Its six enormous columns on each side of the building create five spectacular corridors: four of these channels were utilized by general traffic, while the tunnel in the middle was designated for the royal vehicles. Huge Doric columns were formerly used to embellish the two structures that stand on each side of the Gate. These buildings were once used by soldiers and toll takers.
Cologne Cathedral (Kölner Dom)
The towering Cologne Cathedral, also known as the Kolner Dom and also known as the Cathedral of St. Peter and St. Mary, can be found on the banks of the Rhine in Cologne, and it is without a doubt the most spectacular structure in the city. One of the most impressive examples of High Gothic architecture, this cathedral is also among the biggest in all of Europe. Construction on what is considered to be the most enormous architectural endeavor of the Middle Ages began in 1248 and is said to have taken more than 600 years to finish.
The cathedral’s spectacular interior spans an area of 6,166 square meters and is adorned with 56 enormous pillars, making it just as intimidating as the outside of the building. The Reliquary of the Three Kings is a golden piece of art that dates back to the 12th century and was created by Nicholas of Verdun to hold the relics of the Three Kings who were relocated to this location from Milan. It is located above the high altar.
The Ultimate Fairy-Tale Castle: Schloss Neuschwanstein, Bavaria
The picturesque ancient town of Füssen, which is located between the Ammergau and Allgau Alps and is a major alpine resort and winter sports center, is an excellent place to use as a base from which to visit Neuschwanstein Castle, which is located in the surrounding area. This magnificent medieval fortification is usually regarded as being among the most well-known and aesthetically pleasing royal castles in all of Europe.
Between the years 1869 and 1886, King Ludwig II of Bavaria oversaw the construction of this many-towered and battlement-covered fantasy stronghold, which is now renowned for serving as the model for Walt Disney’s iconic theme park castles. There are a number of different tour choices available, including guided tours of the luxurious interior that include the Throne Room and the Singers’ Hall, as well as some of the most breathtaking vistas in the nation.

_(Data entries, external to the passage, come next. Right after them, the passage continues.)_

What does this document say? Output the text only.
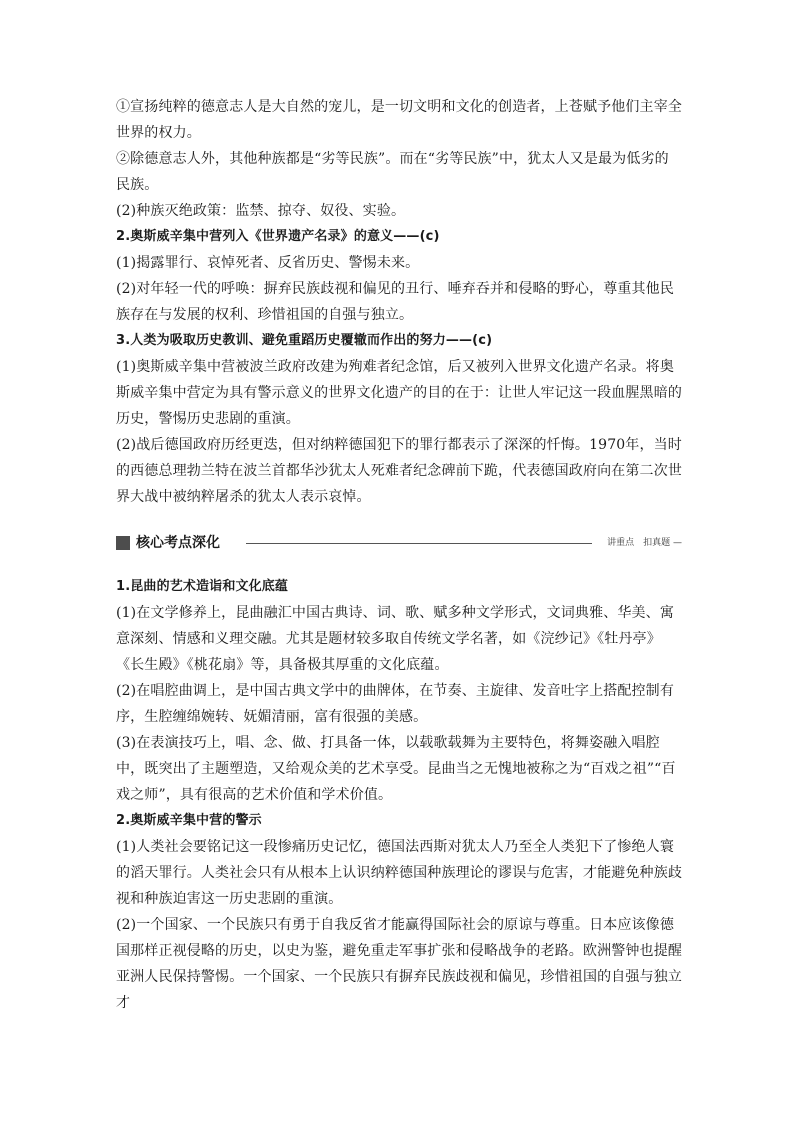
①宣扬纯粹的德意志人是大自然的宠儿，是一切文明和文化的创造者，上苍赋予他们主宰全世界的权力。

②除德意志人外，其他种族都是“劣等民族”。而在“劣等民族”中，犹太人又是最为低劣的民族。

(2)种族灭绝政策：监禁、掠夺、奴役、实验。

2.奥斯威辛集中营列入《世界遗产名录》的意义——(c)

(1)揭露罪行、哀悼死者、反省历史、警惕未来。

(2)对年轻一代的呼唤：摒弃民族歧视和偏见的丑行、唾弃吞并和侵略的野心，尊重其他民族存在与发展的权利、珍惜祖国的自强与独立。

3.人类为吸取历史教训、避免重蹈历史覆辙而作出的努力——(c)

(1)奥斯威辛集中营被波兰政府改建为殉难者纪念馆，后又被列入世界文化遗产名录。将奥斯威辛集中营定为具有警示意义的世界文化遗产的目的在于：让世人牢记这一段血腥黑暗的历史，警惕历史悲剧的重演。

(2)战后德国政府历经更迭，但对纳粹德国犯下的罪行都表示了深深的忏悔。1970年，当时的西德总理勃兰特在波兰首都华沙犹太人死难者纪念碑前下跪，代表德国政府向在第二次世界大战中被纳粹屠杀的犹太人表示哀悼。

核心考点深化	讲重点　扣真题 —

1.昆曲的艺术造诣和文化底蕴

(1)在文学修养上，昆曲融汇中国古典诗、词、歌、赋多种文学形式，文词典雅、华美、寓意深刻、情感和义理交融。尤其是题材较多取自传统文学名著，如《浣纱记》《牡丹亭》《长生殿》《桃花扇》等，具备极其厚重的文化底蕴。

(2)在唱腔曲调上，是中国古典文学中的曲牌体，在节奏、主旋律、发音吐字上搭配控制有序，生腔缠绵婉转、妩媚清丽，富有很强的美感。

(3)在表演技巧上，唱、念、做、打具备一体，以载歌载舞为主要特色，将舞姿融入唱腔中，既突出了主题塑造，又给观众美的艺术享受。昆曲当之无愧地被称之为“百戏之祖”“百戏之师”，具有很高的艺术价值和学术价值。

2.奥斯威辛集中营的警示

(1)人类社会要铭记这一段惨痛历史记忆，德国法西斯对犹太人乃至全人类犯下了惨绝人寰的滔天罪行。人类社会只有从根本上认识纳粹德国种族理论的谬误与危害，才能避免种族歧视和种族迫害这一历史悲剧的重演。

(2)一个国家、一个民族只有勇于自我反省才能赢得国际社会的原谅与尊重。日本应该像德国那样正视侵略的历史，以史为鉴，避免重走军事扩张和侵略战争的老路。欧洲警钟也提醒亚洲人民保持警惕。一个国家、一个民族只有摒弃民族歧视和偏见，珍惜祖国的自强与独立才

Rothenburg ob der Tauber, Bavaria
Along Germany’s well-known Romantic Road, the historic city of Rothenburg, once the imperial capital of Franconia, is widely regarded as one of the country’s top tourist destinations. It is renowned for its walls and towers, which have not been altered since the Thirty Years War in 1618 despite the fact that it is situated on the steep banks of the lovely River Tauber.
This medieval village has managed to keep its picturesque appearance and has an abundance of alluring features. Participating on a walking tour is consistently ranked among the most well-liked things to do in Rothenburg ob der Tauber. If you would rather be your own guide, you may begin your adventure by picking up a map at one of the tourist offices that are placed around the town.